For as long as she can remember, female boxers have struggled against unnecessary equipment requirements and rules imposed by the patriarchs of the sport in the name of protecting women’s bodies.
American female boxers were at one time required to wear clumsy chest protectors, which Halbert said injured boxers where the padding scraped against their sides and protected an area nobody tried to punch anyway.

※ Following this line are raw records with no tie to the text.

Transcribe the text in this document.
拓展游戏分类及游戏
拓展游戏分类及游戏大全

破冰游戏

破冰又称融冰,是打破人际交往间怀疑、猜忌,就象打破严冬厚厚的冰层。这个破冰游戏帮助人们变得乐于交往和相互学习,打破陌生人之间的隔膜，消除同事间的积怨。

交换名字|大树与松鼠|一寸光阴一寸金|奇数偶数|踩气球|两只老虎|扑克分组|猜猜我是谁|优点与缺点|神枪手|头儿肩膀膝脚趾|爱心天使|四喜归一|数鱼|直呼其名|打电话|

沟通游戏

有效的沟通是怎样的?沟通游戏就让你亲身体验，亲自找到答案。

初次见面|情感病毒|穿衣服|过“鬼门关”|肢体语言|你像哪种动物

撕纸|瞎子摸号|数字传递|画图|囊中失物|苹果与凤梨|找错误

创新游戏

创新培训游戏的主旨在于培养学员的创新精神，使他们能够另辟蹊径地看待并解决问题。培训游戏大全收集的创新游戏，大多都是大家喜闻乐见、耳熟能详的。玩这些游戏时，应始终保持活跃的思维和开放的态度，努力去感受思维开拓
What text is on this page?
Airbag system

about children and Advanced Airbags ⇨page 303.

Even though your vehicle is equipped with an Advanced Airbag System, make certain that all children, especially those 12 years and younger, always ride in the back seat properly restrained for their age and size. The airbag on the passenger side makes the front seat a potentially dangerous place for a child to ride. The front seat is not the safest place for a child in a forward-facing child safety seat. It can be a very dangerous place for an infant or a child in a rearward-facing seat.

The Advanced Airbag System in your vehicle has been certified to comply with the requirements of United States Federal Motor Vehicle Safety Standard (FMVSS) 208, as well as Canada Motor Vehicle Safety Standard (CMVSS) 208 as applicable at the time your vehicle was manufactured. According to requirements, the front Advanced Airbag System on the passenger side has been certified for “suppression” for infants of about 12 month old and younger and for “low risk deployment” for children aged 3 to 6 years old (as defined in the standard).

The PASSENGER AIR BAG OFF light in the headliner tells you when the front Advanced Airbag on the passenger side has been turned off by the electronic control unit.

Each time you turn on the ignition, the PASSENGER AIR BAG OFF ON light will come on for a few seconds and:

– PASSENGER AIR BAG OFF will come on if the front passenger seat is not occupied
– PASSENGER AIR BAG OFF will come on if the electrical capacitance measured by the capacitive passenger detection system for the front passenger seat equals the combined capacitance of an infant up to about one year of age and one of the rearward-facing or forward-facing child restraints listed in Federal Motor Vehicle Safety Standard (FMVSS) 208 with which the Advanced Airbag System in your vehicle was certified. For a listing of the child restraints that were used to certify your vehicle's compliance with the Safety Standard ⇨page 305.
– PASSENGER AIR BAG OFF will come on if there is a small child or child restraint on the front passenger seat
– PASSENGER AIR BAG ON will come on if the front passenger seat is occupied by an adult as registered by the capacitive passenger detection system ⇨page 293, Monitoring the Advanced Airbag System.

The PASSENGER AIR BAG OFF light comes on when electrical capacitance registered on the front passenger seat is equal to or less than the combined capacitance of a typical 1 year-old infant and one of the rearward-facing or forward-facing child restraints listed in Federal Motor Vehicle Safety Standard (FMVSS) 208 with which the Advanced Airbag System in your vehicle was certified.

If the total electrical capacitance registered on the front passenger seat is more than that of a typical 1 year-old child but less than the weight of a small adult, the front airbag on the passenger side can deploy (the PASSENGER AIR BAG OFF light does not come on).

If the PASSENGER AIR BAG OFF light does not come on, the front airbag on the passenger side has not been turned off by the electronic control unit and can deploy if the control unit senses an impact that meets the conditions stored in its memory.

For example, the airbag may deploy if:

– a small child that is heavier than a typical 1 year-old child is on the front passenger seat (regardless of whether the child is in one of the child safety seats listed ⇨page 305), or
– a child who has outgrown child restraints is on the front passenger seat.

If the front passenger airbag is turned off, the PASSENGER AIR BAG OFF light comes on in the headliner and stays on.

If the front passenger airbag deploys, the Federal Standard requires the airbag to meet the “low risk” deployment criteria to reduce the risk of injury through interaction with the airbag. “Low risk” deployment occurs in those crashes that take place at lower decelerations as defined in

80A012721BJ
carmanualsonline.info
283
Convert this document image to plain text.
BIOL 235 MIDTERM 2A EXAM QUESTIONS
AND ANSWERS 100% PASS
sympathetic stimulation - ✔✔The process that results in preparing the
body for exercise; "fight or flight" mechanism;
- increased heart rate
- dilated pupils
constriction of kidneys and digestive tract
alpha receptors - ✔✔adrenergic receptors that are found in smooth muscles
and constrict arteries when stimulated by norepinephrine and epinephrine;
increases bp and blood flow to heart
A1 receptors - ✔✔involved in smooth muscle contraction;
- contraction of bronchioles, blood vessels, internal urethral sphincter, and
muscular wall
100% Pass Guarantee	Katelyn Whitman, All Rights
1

“We were trying to dispel a prevailing myth about women’s bodies in general, not just boxers,” Halbert told dpa.
“A lot of people thought that damage to women’s breasts would prevent them from breast feeding or cause breast cancer. They were making a lot of assumptions about women’s intentionality as far as their bodies go.”
The rules assumed all women intended to have children and cared more about their physical beauty than the joy of boxing, Halbert said.
The 36 women who will box in London will wear the same protective equipment as men: padded head gear and boxing gloves.
The Olympic committee backed off a proposed rule requiring female boxers to wear skirts, deciding to make the skirts optional after several boxers complained. The committee said they created the rule because it was too hard to tell women and men apart in the ring if they both wore boxing shorts.
In 2009, shortly after the Olympic committee decided to elevate women’s boxing, the British Medical Association condemned the sport, saying the high profile event would encourage more people - men and women — to pick up boxing.
“Irrespective of their gender, during the course of a fight boxers can suffer acute brain haemorrhage and serious damage to their eyes, ears and nose,” an association spokesman said.
In an email to dpa, an Olympic committee spokesperson said they have no concerns that women are more susceptible to injury than male boxers.
“AIBA (International Amateur Boxing Association) provided us with all the records and health information they had gathered over the years regarding women’s boxing, and this information was carefully studied by our IOC Medical Commission. Please bear in mind that the women boxer’s, just like the men, will also be wearing protective helmets and heavy padded 12-ounce (336-gram) gloves,” the spokesperson told dpa.
Esparza, whose own career has been relatively free of gender criticism, said the rule requiring skirts was unnecessary, but an afterthought compared to the work she has put into reaching the Olympics.
“I think it should be everyone’s own decision ... if they want to wear one or not, and they shouldn’t be forced to wear a skirt if they don’t want to,” she said. “I’m not planning on wearing a skirt, but if we had to, I would be OK with it.”
Esparza’s incredible record, 69-2, the current longest winning streak in the US, was all the evidence she needed to quiet her critics.
“At first my family and friends didn’t understand why I loved it so much,” she said. “But after I started winning all the time they were like ’Oh, OK, I get it now.’ Women should be able to compete in every sport no matter what it is.”